= Squillo =

Resonant sound in the voices of opera singers

Squillo is the resonant, trumpet-like sound in the voices of opera singers. It is also commonly called "singer's formant", "ring", "ping", "core", and other terms. Squillo enables an essentially lyric tone to be heard over thick orchestrations (e.g., in late Verdi, Puccini and Strauss operas). Achieving a proper amount of squillo in any performing context is imperative: too much and the tone veers towards the shrill; too little and the purpose of the squillo cannot be achieved.

Squillo is recognizable by a distinctive brilliant, ringing quality in the timbre of the voice. This perception is caused by the presence of a peak in the 2–5 kHz frequency range, to which the human ear is particularly sensitive. The amplification of these particular harmonics is believed to be a result of a narrowing of the aryepiglottic fold just above the larynx. Voices with naturally acquired squillo (i.e., having naturally strong higher formants) are especially prized in opera because they allow a singer to sustain lyric qualities such as limpid high notes and consistency of tone throughout the vocal range, even in dramatic singing.

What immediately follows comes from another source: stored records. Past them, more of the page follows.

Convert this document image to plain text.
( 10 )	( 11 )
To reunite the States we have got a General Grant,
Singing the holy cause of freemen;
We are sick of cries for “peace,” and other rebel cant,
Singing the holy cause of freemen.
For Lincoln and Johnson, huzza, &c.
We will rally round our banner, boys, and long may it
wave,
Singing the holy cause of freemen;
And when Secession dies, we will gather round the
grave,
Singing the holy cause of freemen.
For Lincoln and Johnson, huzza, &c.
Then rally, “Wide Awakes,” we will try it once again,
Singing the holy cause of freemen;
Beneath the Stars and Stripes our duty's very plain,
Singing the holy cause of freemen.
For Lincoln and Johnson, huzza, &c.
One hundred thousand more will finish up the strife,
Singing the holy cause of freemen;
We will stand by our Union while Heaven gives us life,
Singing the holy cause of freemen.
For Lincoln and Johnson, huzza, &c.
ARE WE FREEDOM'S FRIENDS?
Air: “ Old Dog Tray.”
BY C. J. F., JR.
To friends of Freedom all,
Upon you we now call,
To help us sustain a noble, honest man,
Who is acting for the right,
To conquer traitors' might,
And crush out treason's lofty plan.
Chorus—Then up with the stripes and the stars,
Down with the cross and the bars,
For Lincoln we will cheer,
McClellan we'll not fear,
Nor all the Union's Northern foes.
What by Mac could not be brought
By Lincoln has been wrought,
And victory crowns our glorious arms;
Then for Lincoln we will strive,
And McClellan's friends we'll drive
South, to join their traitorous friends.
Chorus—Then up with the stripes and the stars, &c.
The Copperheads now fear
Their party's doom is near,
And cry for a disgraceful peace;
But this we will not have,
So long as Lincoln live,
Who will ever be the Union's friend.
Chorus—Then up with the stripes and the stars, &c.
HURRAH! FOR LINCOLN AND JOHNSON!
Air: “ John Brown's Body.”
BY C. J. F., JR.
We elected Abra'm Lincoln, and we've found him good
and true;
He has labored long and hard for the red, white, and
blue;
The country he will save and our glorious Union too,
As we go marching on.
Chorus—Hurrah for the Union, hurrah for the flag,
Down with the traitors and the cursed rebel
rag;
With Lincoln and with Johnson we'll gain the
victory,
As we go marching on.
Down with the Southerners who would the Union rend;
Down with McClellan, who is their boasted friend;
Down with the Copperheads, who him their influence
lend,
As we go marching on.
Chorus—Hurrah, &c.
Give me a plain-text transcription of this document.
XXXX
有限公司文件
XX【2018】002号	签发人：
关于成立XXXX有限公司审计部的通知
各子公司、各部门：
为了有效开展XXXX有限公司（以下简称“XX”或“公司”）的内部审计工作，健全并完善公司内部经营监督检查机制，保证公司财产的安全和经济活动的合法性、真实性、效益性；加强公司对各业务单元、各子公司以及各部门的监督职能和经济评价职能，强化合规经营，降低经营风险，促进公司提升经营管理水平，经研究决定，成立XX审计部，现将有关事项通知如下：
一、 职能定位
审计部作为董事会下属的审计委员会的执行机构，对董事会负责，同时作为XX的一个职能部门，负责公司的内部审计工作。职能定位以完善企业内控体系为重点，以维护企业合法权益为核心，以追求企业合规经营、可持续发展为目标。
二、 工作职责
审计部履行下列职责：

Uses of the squillo include:
- projecting a small timbre e.g. Tito Schipa, Bidu Sayao
- underscoring a dramatically important passage e.g. No, non voglio morir in Sola, perduta abbandonata from Puccini's Manon Lescaut
- singing through a thickly textured orchestration, e.g. the final bars of Libera me from Verdi's Requiem, in which a soprano has to compete against a tutti orchestra and full chorus
- supporting a pianissimo note floated over an orchestra (which also demands a secure breath control) e.g. Montserrat Caballé, Renata Tebaldi, Maria Caniglia, Cristina Deutekom
- supporting a long trill
- simulating a scream without compromising the timbre, especially in a verismic opera (albeit that a bona fide scream is sometimes used in opera, e.g. Tosca's jump to death in Tosca)
- giving an impression of 'youth' to an aged voice, mainly via a cultivation of the head register (cf. Section IX Meine Gesangskunst, by Lilli Lehmann; exemplified vocally by Mirella Freni)

Singers known for their mastery of this technique have included Maria Callas, Kirsten Flagstad, Renata Tebaldi, Giuseppe di Stefano, Jussi Björling and Luciano Pavarotti. Some dramatic singers may also employ squillo rather than volume in the course of a performance, for example Birgit Nilsson.